Trus ada kabarnya bahwa pemerintah bakalan menaikkan tarif Cukai Hasil Tembakau (CHT) sebesar 10% pada tahun 2023 dan 2024, Kepala Badan Kebijakan Fiskal (BKF) Kementrian Keuangan (KEMENKEU) Febrio Kacaribu mengungkapkan alasan pemerintah melakukan hal tersebut dikarenakan isu Kesehatan masyarakat dan Dana Bagi Hasil (DBH), pernyataan tersebut akhirnya mengundang kritik atau protes salah satunya dari anggota komisi XI DPR Mukhamad Mishbakhun. Pasalnya, jika mengutip dari tabel indikator capaian Kesehatan dalam dokumen Kerangka Ekonomi Makro dan Pokok-Pokok Kebijakan Fiskal Tahun 2023 yang disusun KEMENKEU persentase penduduk usia 10-18 tahun yang merokok pada tahun 2020 menurun menjadi 3,8% dari yang sebelumnya di angka 7,2% pada tahun 2013. Misbakhun juga memperkuat argumennya dengan data dari Badan Pusat Statistik (BPS) data tersebut menunjukan prevalensi perokok pemula yang turun drastic dengan data-data itulah misbakhun menganggap argument BKF tentang kenaikan CHT untuk menurunkan prevalensi anak dan remaja yang merokok sudah tidak relevan ia justru mencurigai adanya agenda asing dibalik kenaikan CHT ini.

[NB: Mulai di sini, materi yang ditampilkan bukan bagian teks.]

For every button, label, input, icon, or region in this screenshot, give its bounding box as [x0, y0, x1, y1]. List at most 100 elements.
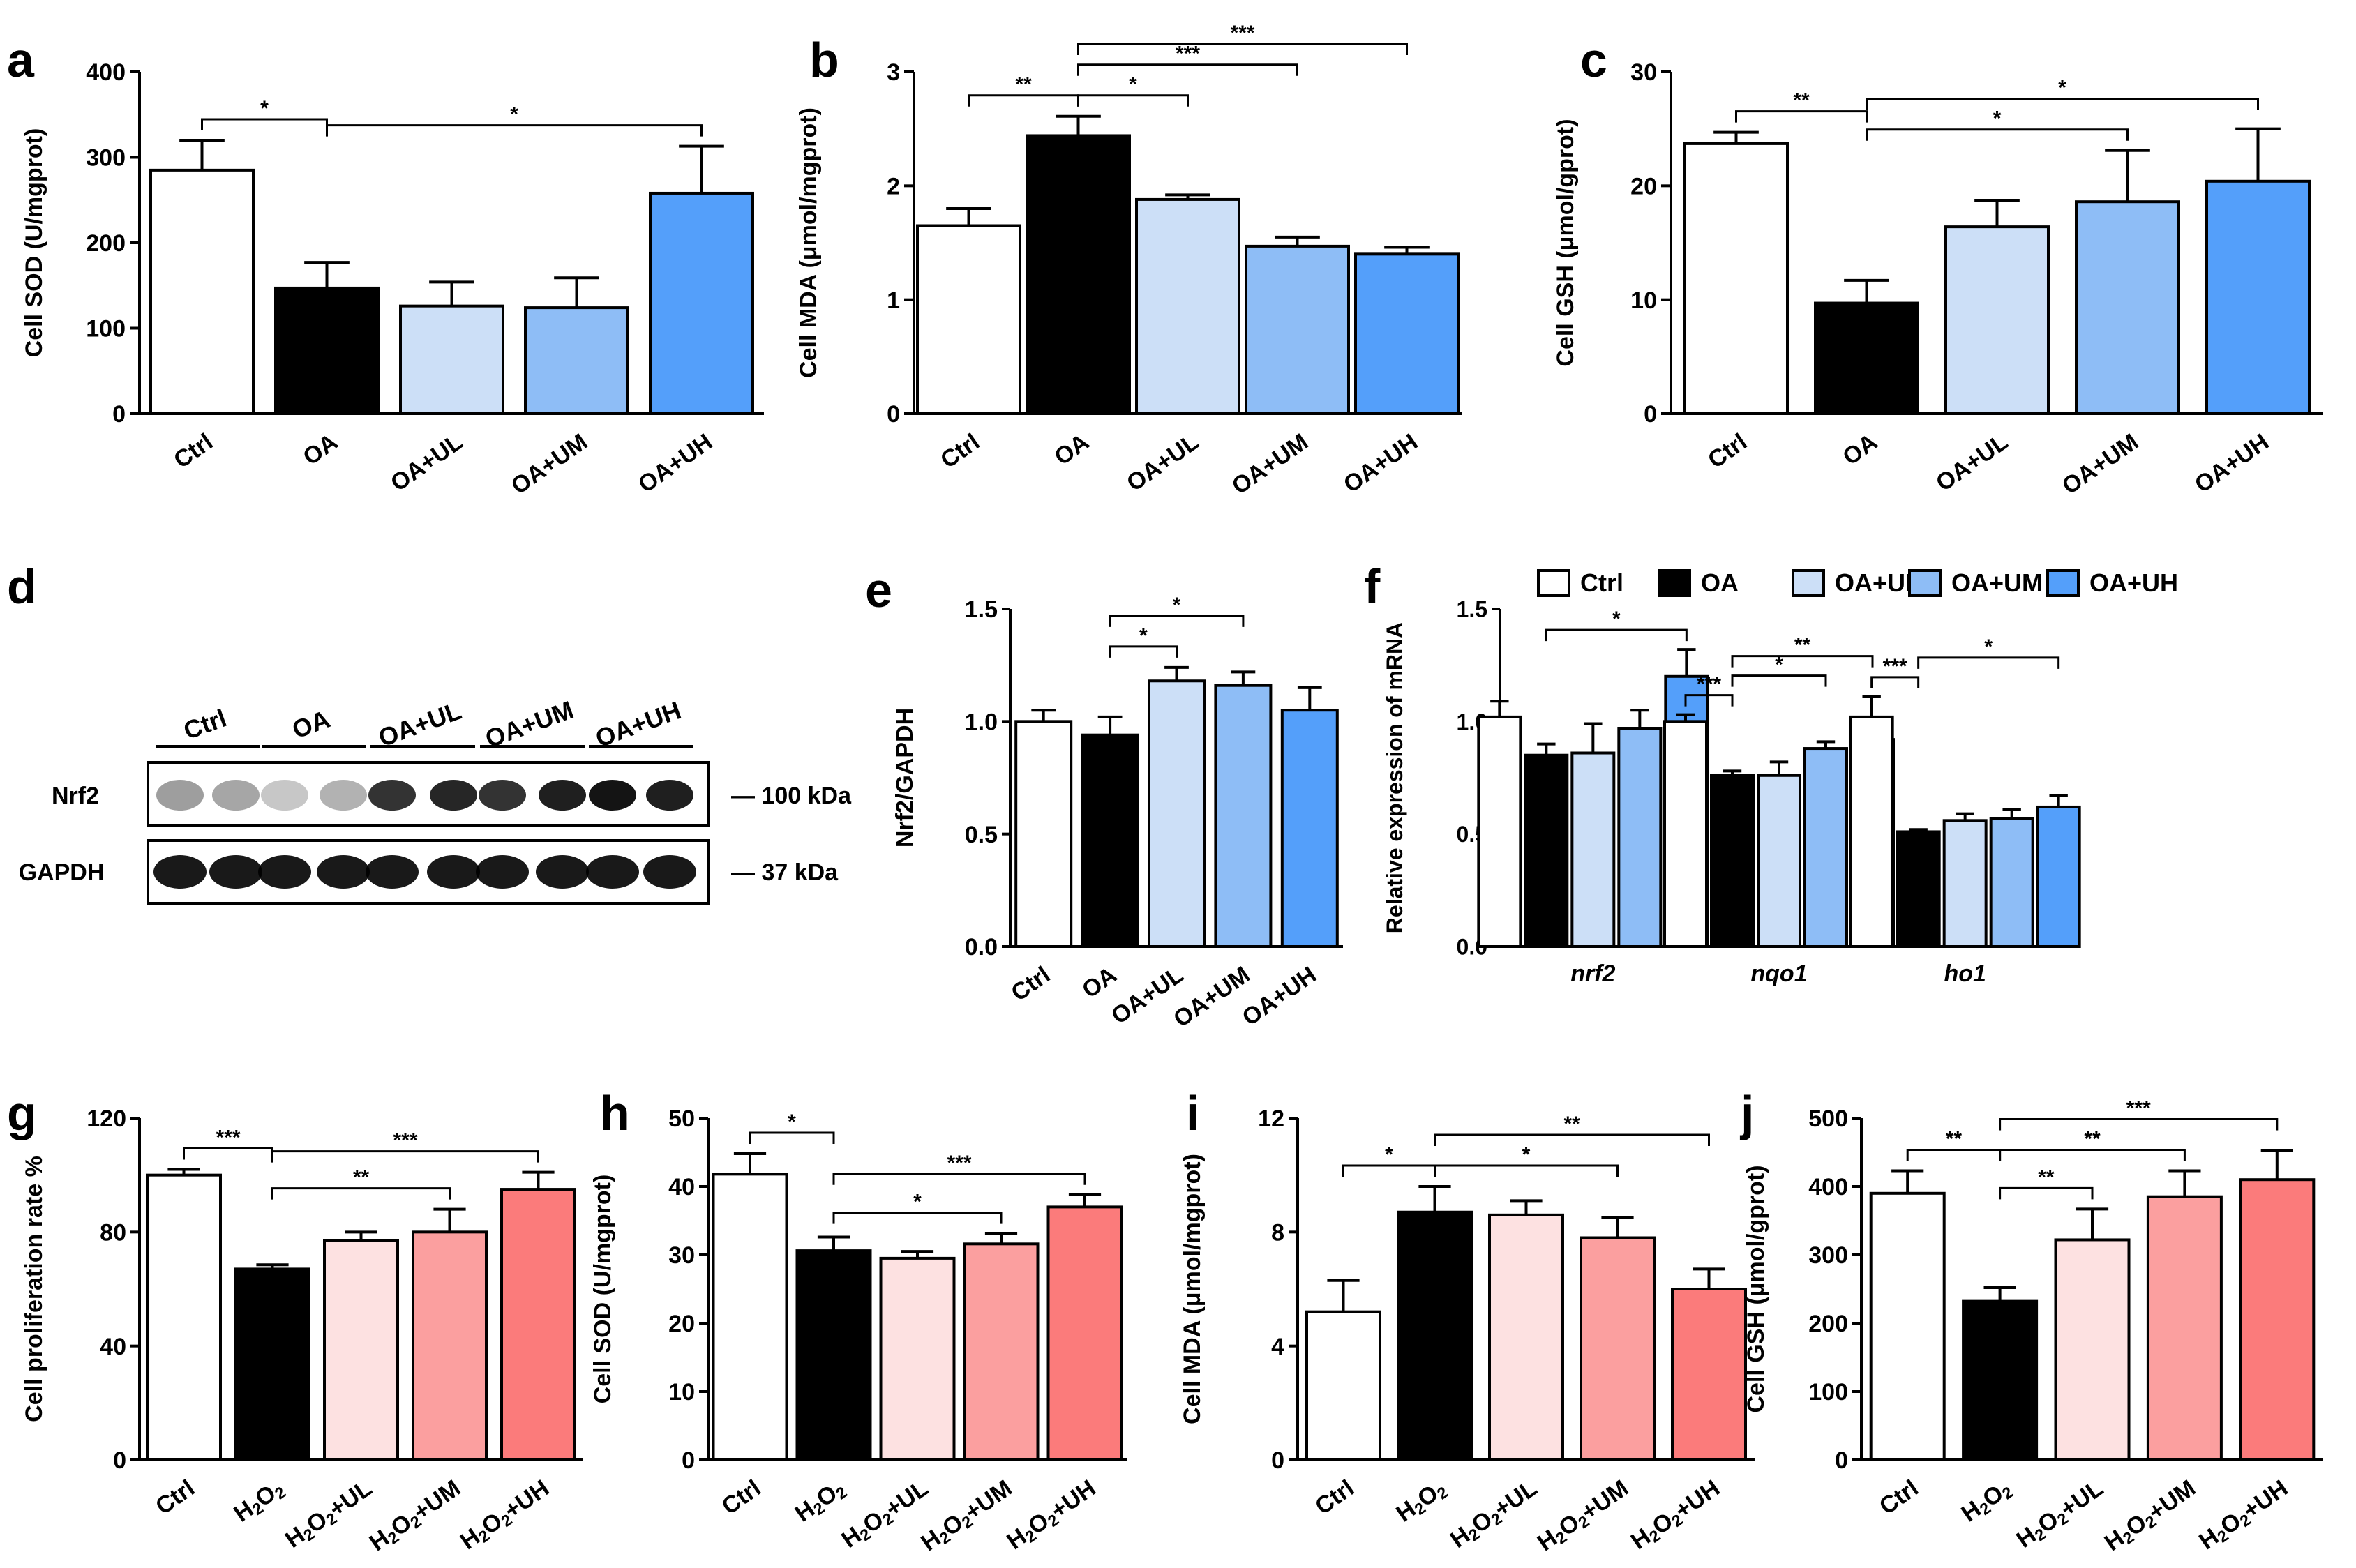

Lalu pada tanggal 15 November 2022 kemarin Presiden RI Joko Widodo (Jokowi) secara resmi membuka Konferensi Tingkat Tinggi (KTT) G20, di The Apurva Kempinski Bali, Kabupaten Badung, Bali. Jadi bagi teman-teman yang belum tau apa tujuan dibukanya KTT G20, tujuannya adalah untuk mewujudkan pertumbuhan global yang kuat, berkelanjutan, seimbang, dan inklusif. Nah lalu apa saja nih isu-isu yang dibahas dalam G20? Yang pertama ialah Finance Track, Jalur pembahasan dalam forum G20 yang fokus pada isu keuangan, meliputi Kebijakan Fiskal, Kebijakan Moneter, Kebijakan Rill, Investasi Infrastruktur, Regulasi Keuangan, Inklusi Keuangan, dan Perpajakan Internasional. Yang kedua yaitu Sherpa Track, Jalur pembahasan dalam forum G20 dibidang-bidang yang lebih luas diluar isu keuangan, meliputi Antikorupsi, Ekonomi Digital, Lapangan Kerja, Pertanian, Pendidikan, dan Urusan Luar Negeri, Budaya, Kesehatan, Pembangunan, Lingkungan, Pariwisata, Energi Berkelanjutan, Perdagangan, Investasi, Industri, dan Pemberdayaan Perempuan.
Lalu ujung dari pembahasan ini lain tidak bukan ialah Stagflasi, Stagflasi adalah kondisi dimana ekonomi bertumbuh dengan lambat sementara inflasi dan angka penggangguran meningkat, dalam kurun waktu yang lama ini berbahaya bagi suatu negara. Karena kalau inflasi tinggi akibat pasokan yang terbatas disertai dengan peningkatan angka pengangguran, ibaratkan nasi cuma mampu beli 1 piring sedangkan ada 10 mulut yang harus dikasih makan, lalu solusinya apa? Kalau sudah berada dalam kondisi seperti itu satu-satunya jalan keluar hanyalah resesi. Karena resesi itu ibaratkan HP yang direset ulang sehingga kembali ke setelan pabrik, dimana ekonomi nanti akan mengalami penurunan minus maka disaat itulah akan terjadi yang namanya deflasi atau penurunan barang dan jasa. Juga pada titik ini akan terjadi penyesuaian antara harga barang dan daya beli masyarakat, biasanya jika sebuah resesi selesai ekonomi akan kembali pulih lebih cepat.